Thursday 26/03/15

I'm sure you are all aware that you can find north just by using your watch and the position of the sun. In case you need to brush up on that particular skill (or you weren't actually paying attention when someone was teaching you the first time), I'm here to give you a quick refresher. The following instructions are for the Southern Hemisphere (but I will cover the Northern Hemisphere at the end of the blog). Your watch needs to be analogue (with a minute and an hour hand); if your watch is digital, you'll have to use your imagination to approximate where the markings on your watch would be. But be forewarned, your results won't be as accurate. I once had to use a digital watch, because I had nothing else, and it was better than guessing.

First, you need to face the sun (but do not look directly at the sun because you will go blind. If you do, don't blame me). Next, point the 12 at the sun. Halfway between the 12 and the current position of the hour hand is north. If it isn't sunrise or sunset, always use the side of the watch-face with the smaller angle between 12 and the hour hand to find north. In the following examples I'm going to use specific times and sun positions to illustrate my point (I am aware there are seasonal variations, but that's getting beyond the basics).

The first example I'll use is dawn. At sunrise (which we'll assume to be 0600hrs), point the 12 at the brightest point on eastern horizon; that is approximately east. The 6 is pointing approximately west. Half way between these two points is 9, which is pointing north.

My second example is at midday (1200hrs). If you already have landmarks for east and west, finding north is easy in this situation (don't forget, the sun always rises in the east and always sets in the west), all hands and the 12 are pointing north. If you're not sure, you might want to wait for thirty minutes or so, just to make sure your reading is accurate.

My third example is at sunset (which we'll assume to be 1800hrs), point the 12 at the brightest point on the western horizon; that is approximately west.

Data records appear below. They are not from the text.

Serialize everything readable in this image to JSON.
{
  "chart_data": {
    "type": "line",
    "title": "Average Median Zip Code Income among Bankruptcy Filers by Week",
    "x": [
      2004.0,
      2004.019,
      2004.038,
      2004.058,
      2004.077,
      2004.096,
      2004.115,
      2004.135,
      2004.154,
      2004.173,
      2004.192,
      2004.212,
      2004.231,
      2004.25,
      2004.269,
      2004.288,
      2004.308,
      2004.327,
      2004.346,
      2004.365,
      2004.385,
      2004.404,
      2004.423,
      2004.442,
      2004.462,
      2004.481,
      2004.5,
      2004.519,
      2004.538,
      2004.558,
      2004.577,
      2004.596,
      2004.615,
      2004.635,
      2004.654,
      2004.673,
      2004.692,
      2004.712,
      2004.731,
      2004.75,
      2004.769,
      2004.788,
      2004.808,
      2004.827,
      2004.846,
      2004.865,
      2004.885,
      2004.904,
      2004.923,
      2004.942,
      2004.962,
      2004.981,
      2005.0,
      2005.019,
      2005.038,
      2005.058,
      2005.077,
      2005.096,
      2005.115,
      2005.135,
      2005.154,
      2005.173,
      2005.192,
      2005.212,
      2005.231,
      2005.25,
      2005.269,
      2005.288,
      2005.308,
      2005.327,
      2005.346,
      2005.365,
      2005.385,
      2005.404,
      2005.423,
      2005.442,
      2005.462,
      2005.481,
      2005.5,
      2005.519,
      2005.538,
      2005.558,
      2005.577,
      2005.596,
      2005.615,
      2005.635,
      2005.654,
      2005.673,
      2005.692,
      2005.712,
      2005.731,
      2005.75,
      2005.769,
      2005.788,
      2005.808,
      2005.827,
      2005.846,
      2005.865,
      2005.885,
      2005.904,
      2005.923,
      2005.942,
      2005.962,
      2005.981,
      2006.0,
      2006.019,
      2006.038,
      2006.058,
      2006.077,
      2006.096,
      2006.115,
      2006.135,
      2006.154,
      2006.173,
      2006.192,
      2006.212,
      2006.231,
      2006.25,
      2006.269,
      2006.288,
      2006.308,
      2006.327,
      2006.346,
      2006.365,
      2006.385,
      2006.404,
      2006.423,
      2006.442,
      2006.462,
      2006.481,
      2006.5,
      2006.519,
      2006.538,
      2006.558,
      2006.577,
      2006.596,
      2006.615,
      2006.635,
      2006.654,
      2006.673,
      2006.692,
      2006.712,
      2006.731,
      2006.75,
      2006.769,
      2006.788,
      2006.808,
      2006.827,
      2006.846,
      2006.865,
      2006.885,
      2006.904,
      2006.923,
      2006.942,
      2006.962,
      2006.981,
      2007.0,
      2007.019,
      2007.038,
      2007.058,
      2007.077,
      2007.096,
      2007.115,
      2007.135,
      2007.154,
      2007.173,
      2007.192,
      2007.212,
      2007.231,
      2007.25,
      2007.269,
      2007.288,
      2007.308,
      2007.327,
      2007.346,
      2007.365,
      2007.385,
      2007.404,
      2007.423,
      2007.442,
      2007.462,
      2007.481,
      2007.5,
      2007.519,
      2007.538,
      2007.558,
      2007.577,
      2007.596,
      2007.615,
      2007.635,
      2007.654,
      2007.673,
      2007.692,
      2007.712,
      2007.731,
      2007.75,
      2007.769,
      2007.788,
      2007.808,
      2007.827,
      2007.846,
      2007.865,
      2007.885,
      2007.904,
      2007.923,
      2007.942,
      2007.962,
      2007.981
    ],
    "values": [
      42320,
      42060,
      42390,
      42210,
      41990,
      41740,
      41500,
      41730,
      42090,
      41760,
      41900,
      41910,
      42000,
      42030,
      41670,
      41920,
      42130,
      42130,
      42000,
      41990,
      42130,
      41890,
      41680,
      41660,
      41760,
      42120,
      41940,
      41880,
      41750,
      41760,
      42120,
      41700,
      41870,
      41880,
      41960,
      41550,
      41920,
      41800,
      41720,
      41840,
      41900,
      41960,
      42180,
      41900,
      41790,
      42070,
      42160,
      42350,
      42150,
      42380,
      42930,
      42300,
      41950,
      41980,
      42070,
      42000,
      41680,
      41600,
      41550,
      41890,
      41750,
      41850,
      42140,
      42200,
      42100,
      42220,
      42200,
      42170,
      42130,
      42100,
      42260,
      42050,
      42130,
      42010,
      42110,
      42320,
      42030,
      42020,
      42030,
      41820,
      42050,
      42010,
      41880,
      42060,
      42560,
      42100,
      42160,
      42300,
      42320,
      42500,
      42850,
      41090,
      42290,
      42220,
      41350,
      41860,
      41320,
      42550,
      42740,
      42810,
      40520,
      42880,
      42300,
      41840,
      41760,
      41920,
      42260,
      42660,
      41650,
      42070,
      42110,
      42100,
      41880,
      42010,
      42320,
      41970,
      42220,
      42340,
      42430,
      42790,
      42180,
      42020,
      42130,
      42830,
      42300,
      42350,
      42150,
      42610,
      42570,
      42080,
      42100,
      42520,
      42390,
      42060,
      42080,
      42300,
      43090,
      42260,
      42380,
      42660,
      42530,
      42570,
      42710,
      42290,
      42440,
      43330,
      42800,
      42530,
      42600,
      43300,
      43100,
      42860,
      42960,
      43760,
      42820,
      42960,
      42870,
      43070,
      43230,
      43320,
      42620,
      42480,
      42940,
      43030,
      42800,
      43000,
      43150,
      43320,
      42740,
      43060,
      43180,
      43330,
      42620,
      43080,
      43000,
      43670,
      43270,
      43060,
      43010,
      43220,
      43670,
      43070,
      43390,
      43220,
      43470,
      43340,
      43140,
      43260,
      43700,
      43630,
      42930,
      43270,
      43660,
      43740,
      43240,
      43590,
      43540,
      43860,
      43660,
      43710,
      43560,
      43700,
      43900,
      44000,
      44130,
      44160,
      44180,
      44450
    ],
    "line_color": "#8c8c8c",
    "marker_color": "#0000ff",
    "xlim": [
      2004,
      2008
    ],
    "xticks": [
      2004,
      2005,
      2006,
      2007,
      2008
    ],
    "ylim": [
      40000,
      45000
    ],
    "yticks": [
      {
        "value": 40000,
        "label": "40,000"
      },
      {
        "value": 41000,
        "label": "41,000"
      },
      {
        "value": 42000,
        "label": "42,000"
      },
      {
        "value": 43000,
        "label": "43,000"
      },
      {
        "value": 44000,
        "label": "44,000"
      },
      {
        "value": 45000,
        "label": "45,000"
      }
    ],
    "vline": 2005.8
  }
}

The 6 is now pointing approximately east. The 3 is pointing north.

"So? How does finding north help me?", I hear you ask. Once you know where north is, you can also pinpoint the other three directions. From there, pick a landmark that lies in the same direction you need to travel and head toward it. As you travel, regularly find north on your watch to make sure you haven't accidentally strayed from your intended route.

Ok, if you're in the Northern Hemisphere, the same instructions apply except you point the hour hand at the sun instead of the 12. Halfway between the hour hand and the 12 is north.

I've done the hard work for you, now it's your turn. Get your watch, go outside and give it a go. This is a skill you can actually use in everyday life.